Le mouvement islamiste est bien connu des autorités françaises. Attaque contre le Drakkar au Liban en 1983, prise d’otages contre des journalistes et diplomates à partir de 1985, puis attentats en France dès 1986, le Hezbollah a multiplié les actions armées contre les intérêts français dans les années 1980, sur ordre de la République islamique d’Iran. « Il s’agit d’une sorte de service d’action extérieure au service des Gardiens de la révolution iraniens qui s’est livré à de nombreuses actions terroristes par le passé », explique Alain Rodier, directeur de recherche chargé du terrorisme et du crime organisé au Centre français de recherche sur le renseignement (CF2R).
120 000 roquettes
« Armés, formés et financés par Téhéran, ils servent les intérêts iraniens dans la région et sont aujourd’hui très actifs en Syrie », où ils combattent depuis 2012 aux côtés de Bachar el-Assad et des autres milices chiites pro-iraniennes. « Cet engagement dans le conflit syrien leur a apporté une expérience militaire qu’ils n’avaient pas. Ils ont également pu récupérer de l’Iran des armes qu’ils ont entreposées au Liban et qu’Israël n’a pu intercepter dans leur totalité. » D’après Tsahal, le Hezbollah posséderait aujourd’hui jusqu’à 120 000 roquettes et missiles de courte portée, ainsi que des centaines de missiles de longue portée.
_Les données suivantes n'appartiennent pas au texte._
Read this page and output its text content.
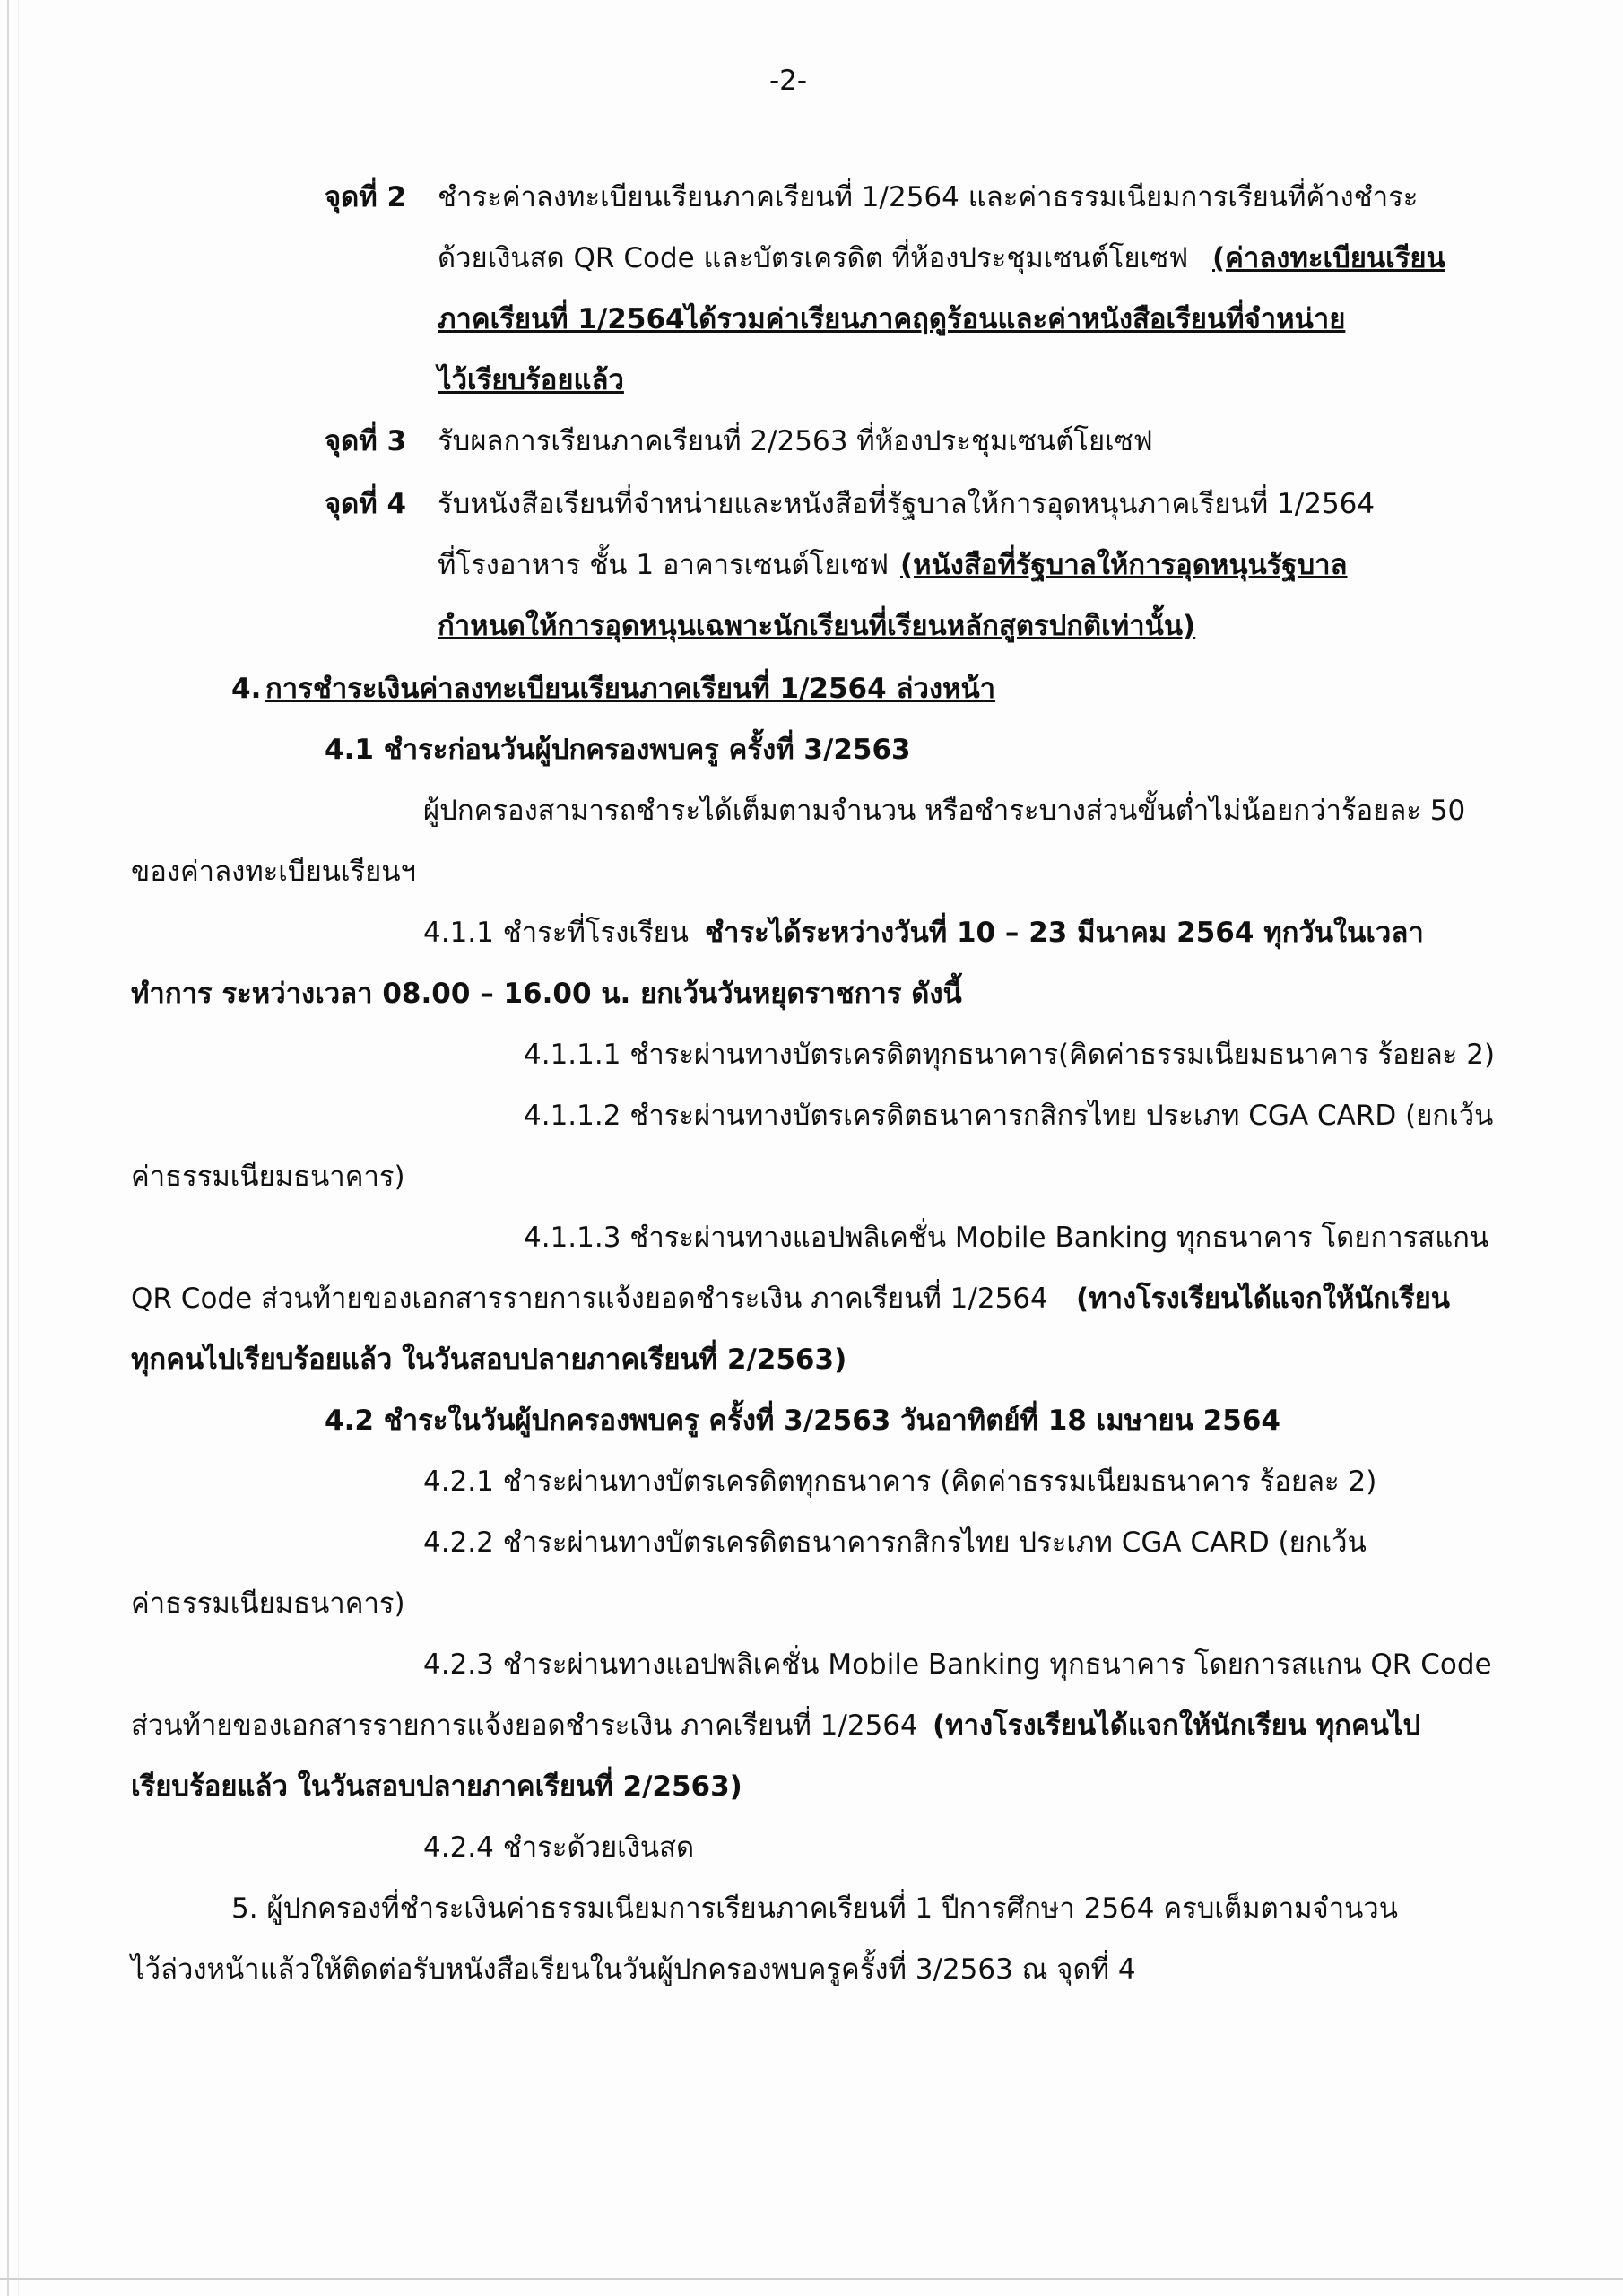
-2-
จุดที่ 2 ชำระค่าลงทะเบียนเรียนภาคเรียนที่ 1/2564 และค่าธรรมเนียมการเรียนที่ค้างชำระ
ด้วยเงินสด QR Code และบัตรเครดิต ที่ห้องประชุมเซนต์โยเซฟ (ค่าลงทะเบียนเรียน
ภาคเรียนที่ 1/2564ได้รวมค่าเรียนภาคฤดูร้อนและค่าหนังสือเรียนที่จำหน่าย
ไว้เรียบร้อยแล้ว
จุดที่ 3 รับผลการเรียนภาคเรียนที่ 2/2563 ที่ห้องประชุมเซนต์โยเซฟ
จุดที่ 4 รับหนังสือเรียนที่จำหน่ายและหนังสือที่รัฐบาลให้การอุดหนุนภาคเรียนที่ 1/2564
ที่โรงอาหาร ชั้น 1 อาคารเซนต์โยเซฟ (หนังสือที่รัฐบาลให้การอุดหนุนรัฐบาล
กำหนดให้การอุดหนุนเฉพาะนักเรียนที่เรียนหลักสูตรปกติเท่านั้น)
4. การชำระเงินค่าลงทะเบียนเรียนภาคเรียนที่ 1/2564 ล่วงหน้า
4.1 ชำระก่อนวันผู้ปกครองพบครู ครั้งที่ 3/2563
ผู้ปกครองสามารถชำระได้เต็มตามจำนวน หรือชำระบางส่วนขั้นต่ำไม่น้อยกว่าร้อยละ 50
ของค่าลงทะเบียนเรียนฯ
4.1.1 ชำระที่โรงเรียน ชำระได้ระหว่างวันที่ 10 – 23 มีนาคม 2564 ทุกวันในเวลา
ทำการ ระหว่างเวลา 08.00 – 16.00 น. ยกเว้นวันหยุดราชการ ดังนี้
4.1.1.1 ชำระผ่านทางบัตรเครดิตทุกธนาคาร(คิดค่าธรรมเนียมธนาคาร ร้อยละ 2)
4.1.1.2 ชำระผ่านทางบัตรเครดิตธนาคารกสิกรไทย ประเภท CGA CARD (ยกเว้น
ค่าธรรมเนียมธนาคาร)
4.1.1.3 ชำระผ่านทางแอปพลิเคชั่น Mobile Banking ทุกธนาคาร โดยการสแกน
QR Code ส่วนท้ายของเอกสารรายการแจ้งยอดชำระเงิน ภาคเรียนที่ 1/2564 (ทางโรงเรียนได้แจกให้นักเรียน
ทุกคนไปเรียบร้อยแล้ว ในวันสอบปลายภาคเรียนที่ 2/2563)
4.2 ชำระในวันผู้ปกครองพบครู ครั้งที่ 3/2563 วันอาทิตย์ที่ 18 เมษายน 2564
4.2.1 ชำระผ่านทางบัตรเครดิตทุกธนาคาร (คิดค่าธรรมเนียมธนาคาร ร้อยละ 2)
4.2.2 ชำระผ่านทางบัตรเครดิตธนาคารกสิกรไทย ประเภท CGA CARD (ยกเว้น
ค่าธรรมเนียมธนาคาร)
4.2.3 ชำระผ่านทางแอปพลิเคชั่น Mobile Banking ทุกธนาคาร โดยการสแกน QR Code
ส่วนท้ายของเอกสารรายการแจ้งยอดชำระเงิน ภาคเรียนที่ 1/2564 (ทางโรงเรียนได้แจกให้นักเรียน ทุกคนไป
เรียบร้อยแล้ว ในวันสอบปลายภาคเรียนที่ 2/2563)
4.2.4 ชำระด้วยเงินสด
5. ผู้ปกครองที่ชำระเงินค่าธรรมเนียมการเรียนภาคเรียนที่ 1 ปีการศึกษา 2564 ครบเต็มตามจำนวน
ไว้ล่วงหน้าแล้วให้ติดต่อรับหนังสือเรียนในวันผู้ปกครองพบครูครั้งที่ 3/2563 ณ จุดที่ 4
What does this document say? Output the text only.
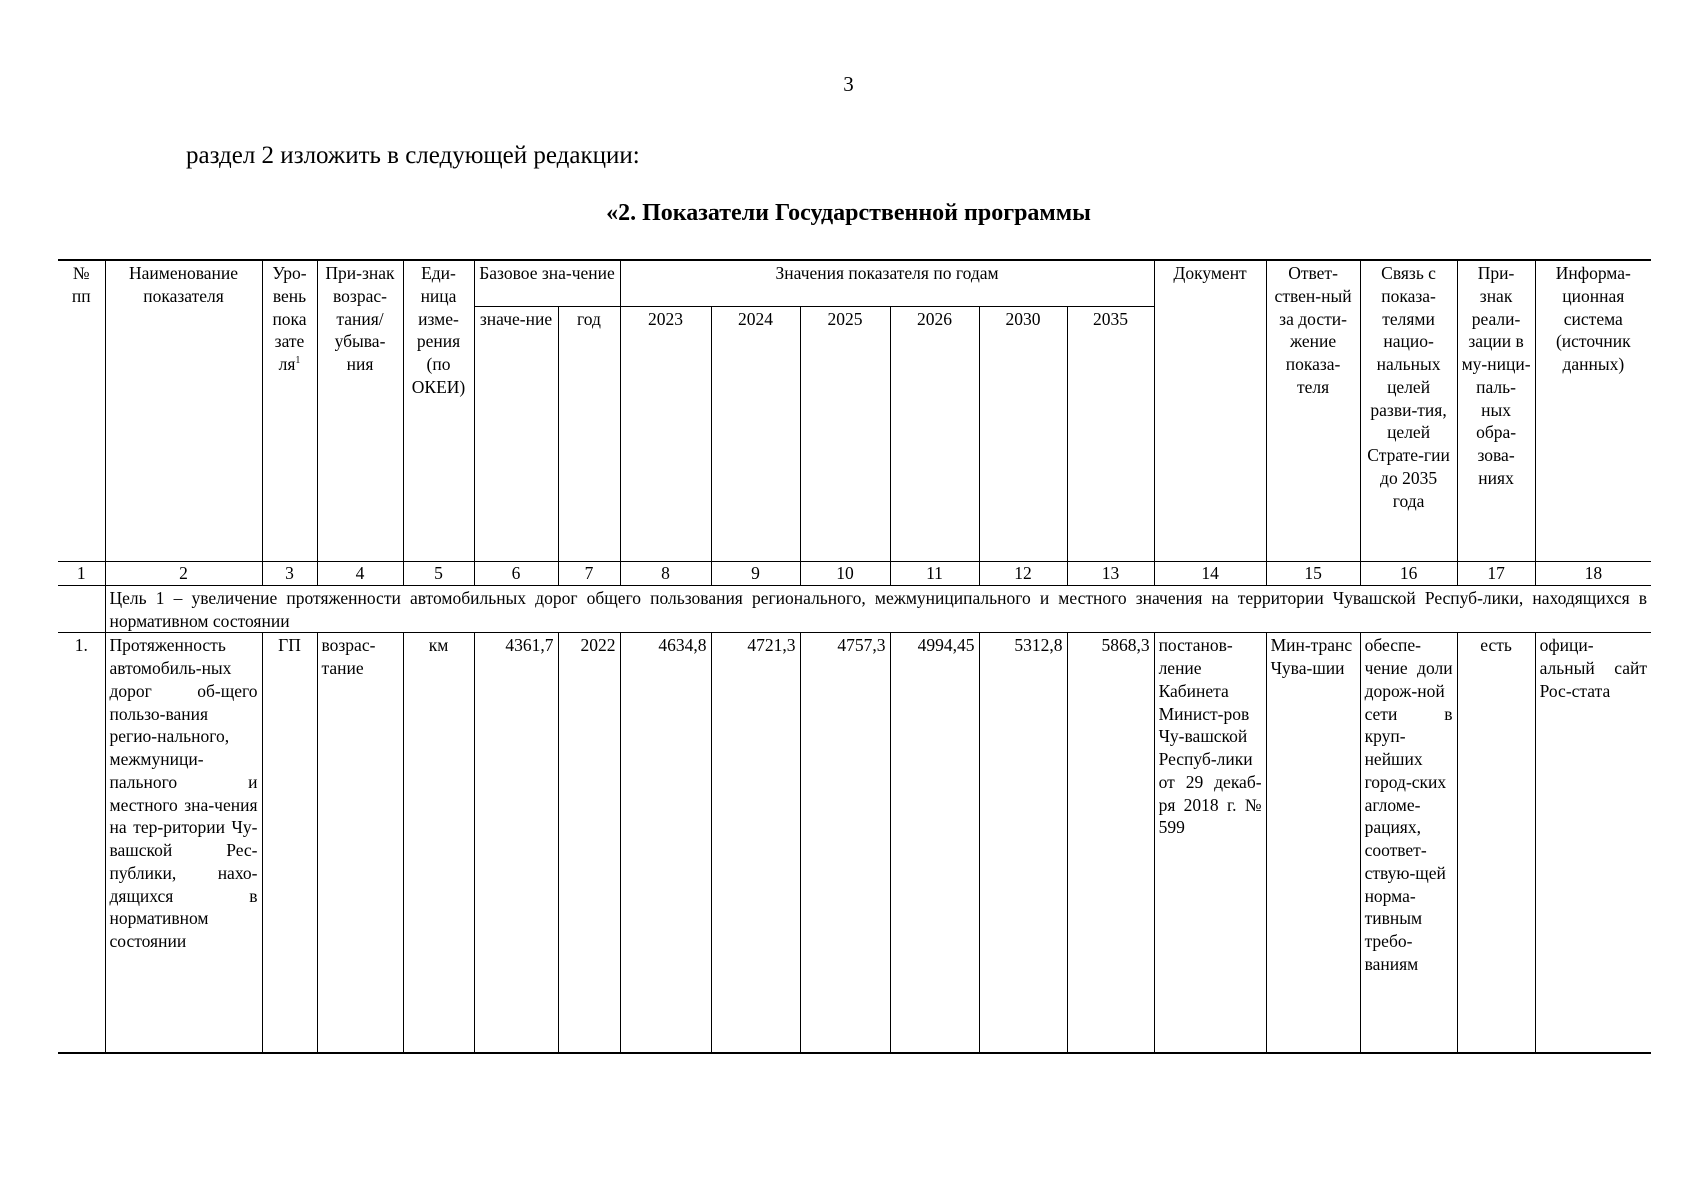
3
раздел 2 изложить в следующей редакции:
«2. Показатели Государственной программы
№ пп	Наименование показателя	Уро-вень пока зате $ля^1$	При-знак возрас-тания/ убыва-ния	Еди-ница изме-рения (по ОКЕИ)	Базовое зна-чение		Значения показателя по годам						Документ	Ответ-ствен-ный за дости-жение показа-теля	Связь с показа-телями нацио-нальных целей разви-тия, целей Страте-гии до 2035 года	При-знак реали-зации в му-ници-паль-ных обра-зова-ниях	Информа-ционная система (источник данных)
					значе-ние	год	2023	2024	2025	2026	2030	2035					
1	2	3	4	5	6	7	8	9	10	11	12	13	14	15	16	17	18
	Цель 1 – увеличение протяженности автомобильных дорог общего пользования регионального, межмуниципального и местного значения на территории Чувашской Респуб-лики, находящихся в нормативном состоянии																
1.	Протяженность автомобиль-ных дорог об-щего пользо-вания регио-нального, межмуници-пального и местного зна-чения на тер-ритории Чу-вашской Рес-публики, нахо-дящихся в нормативном состоянии	ГП	возрас-тание	км	4361,7	2022	4634,8	4721,3	4757,3	4994,45	5312,8	5868,3	постанов-ление Кабинета Минист-ров Чу-вашской Респуб-лики от 29 декаб-ря 2018 г. № 599	Мин-транс Чува-шии	обеспе-чение доли дорож-ной сети в круп-нейших город-ских агломе-рациях, соответ-ствую-щей норма-тивным требо-ваниям	есть	офици-альный сайт Рос-стата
Ainsi, « en ciblant le mouvement chiite, c’est surtout l’Iran que visent les États-Unis et Israël », affirme Alain Rodier.
Actif au Moyen-Orient, du Liban à la Syrie, en passant par l’Irak et le Yémen, où il déploie des « instructeurs » militaires, le « Parti de Dieu » se montre aujourd’hui relativement discret en Europe, à la faveur du léger rapprochement entamé entre l’Iran et le Vieux Continent à la suite de la conclusion de l’accord sur le nucléaire iranien de 2015. Le dernier attentat du Hezbollah remonte à 2012, contre un car de touristes israéliens en Bulgarie. En 2015 toutefois, Bassam Hussein Abdallah, un citoyen libano-canadien, a été arrêté à Chypre en possession de 8,2 tonnes de nitrate d’ammonium. Il a avoué travailler pour le compte du Hezbollah.
« Parler avec tout le monde »
« Les pays européens s’emploient à minimiser les activités du Hezbollah sur le Vieux Continent. Or, Israël pense que ces explosifs étaient censés être utilisés en Europe », affirme une autre source diplomatique. « Ce n’est pas parce qu’il n’y a pas d’explosion que les activités n’existent pas. » Pour Israël, la désignation par la France de la totalité du mouvement libanais sur sa liste des organisations terroristes accroîtra la pression sur celui-ci, le forçant à choisir tôt ou tard entre politique et terrorisme.
Au contraire, l’ancien ministre des Affaires étrangères Hervé de Charette estime que la demande israélo-américaine est contre-productive. « La diplomatie, estime-t-il, consiste justement à parler avec tout le monde, y compris ceux qui posent problème. » En 1996, en plein conflit entre Israël et le Hezbollah, l’ex-chef de la diplomatie française avait réalisé un marathon diplomatique de treize jours entre Tel-Aviv, Beyrouth, Damas et Le Caire, réussissant, au final, à faire taire les armes.
Hervé de Charette est l’auteur d’Opération Raisins de la colère : l’histoire secrète d’un succès diplomatique français (CNRS Éditions, 2018).